Nando's new start

Fernando Morientes finds himself in the position of needing to undo the damage to his reputation inflicted by an unhappy 18-month spell at Liverpool, writes Neale Graham.

Fernando Morientes could be forgiven for thinking he has nothing left to prove.

A career that has taken in stops at some of Europe's most successful clubs, appearances at World Cups and European Championships, winning trophy after trophy and scoring goals at every possible level suggests he is a man whose record speaks for itself. Yet, he finds himself in the position of needing to undo the damage to his reputation inflicted by an unhappy 18-month spell at Liverpool.

Until his arrival at Anfield in January 2005, Morientes was considered one of the most feared strikers in Europe. Twenty-eight goals in 43 appearances for Spain saw to that.

When he left in the summer of 2006, Morientes' stock had fallen to the extent that pretty much any half-decent offer Liverpool received would have been accepted.

One such bid — understood to be in the region of GBP2.5 million — was made by Valencia and `Nando' was off. "When I signed Morientes it was because he scored goals, he could hold the ball up and was good in the air and he had the qualities we needed," explained Reds boss Rafael Benitez.

"Unfortunately he never played at his level in England and the move to Valencia is good for him."

Morientes joined Real Madrid in 1997 after catching the eye at Albacete and then Real Zaragoza.

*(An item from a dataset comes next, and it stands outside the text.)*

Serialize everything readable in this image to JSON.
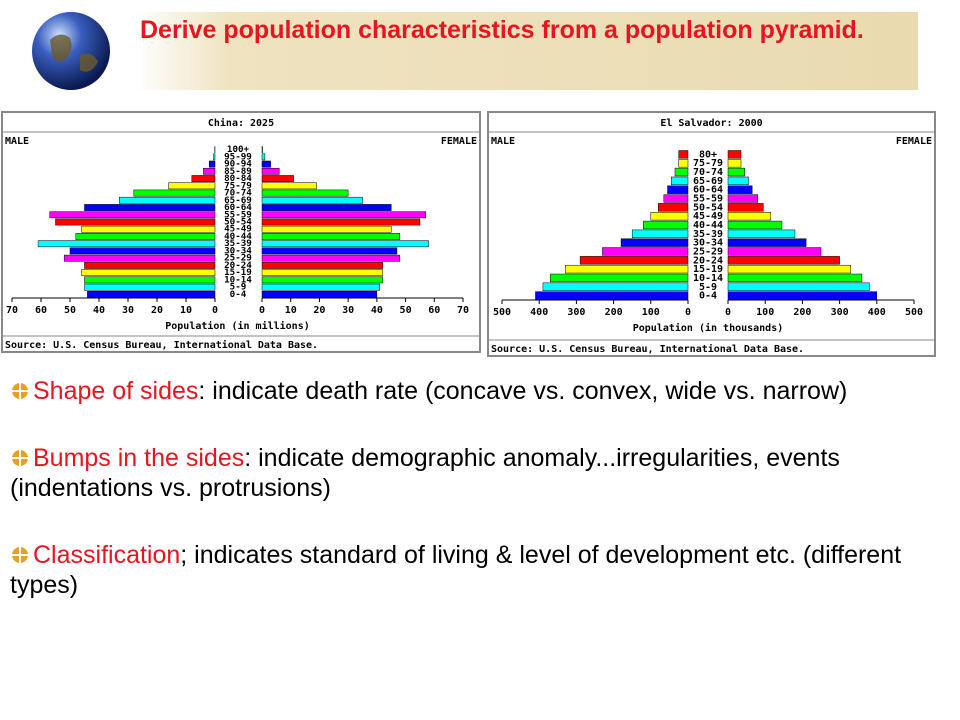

The goals flowed — from his left foot, his right foot and, often, his head. Lacking the pace to put defenders on the back foot, Morientes' strength was his guile and awareness, allied to a sure touch that would often give him the yard he needed to get a shot away. Over the duration of his seven-season stay in Madrid, Morientes won three European Cups, a Primera Liga title and three Spanish Super Cups, amassing 96 goals in 249 games.

But, never the showiest of players, he fell foul of Real president Florentino Perez's doomed galactico project and he was farmed out to Monaco for the 2003-04 season.

His impact was immediate and, predictably, at the highest level — the Champions League.

A phenomenal 12 goals in 11 games — including two strikes that knocked Real out of the competition at the quarter-final stage — fired the Principality club to an unlikely final, where Porto defeated them 3-0.

Recalled by his chastened parent club that summer, Morientes' 2004-05 season never got going and his future at the Bernabeu appeared in doubt.

A bid of GBP6.3 million was accepted that January for the proven goal-scorer to move to Liverpool.

European-Cup tied, Morientes missed out on a fourth European Cup that May when Liverpool beat AC Milan on penalties, but looked forward to 2005-06 with understandable optimism.

His six-month bedding-in period had shown what a different proposition the rough-and-tumble Barclays English Premier League would be, despite arriving with the tag of `an old-fashioned English centre-forward.' In truth, he was anything but, struggling to get used to the physical nature of the defending and always appearing to want the extra touch on the ball that he would have got in Spain or France.

This would have mattered a whole lot less if he had been among the goals, but the Kop's chant of `Mor Mor Mor' — sung to the tune of The Andrea True Connection's 70s hit — went virtually unanswered.

A paltry 12 goals in 59 games, allied to sluggish performances and the return to Liverpool of the idolised Robbie Fowler, spelt the end of Morientes' time on Merseyside.

Despite protests to the contrary, the 30-year-old eventually accepted he was on his way out and a bid from Valencia suited all parties.

"I'm keen to get started because this is a new start, a new team and a new city," Morientes said. "I want to help win a trophy for the club and its fans." Now at the Mestalla, he has shown that his goal-scoring instincts have not gone for good, getting the first in the 3-0 win over Salzburg that helped Los Ches into the Champions League group stages.

There, if nowhere else, Morientes should feel at home.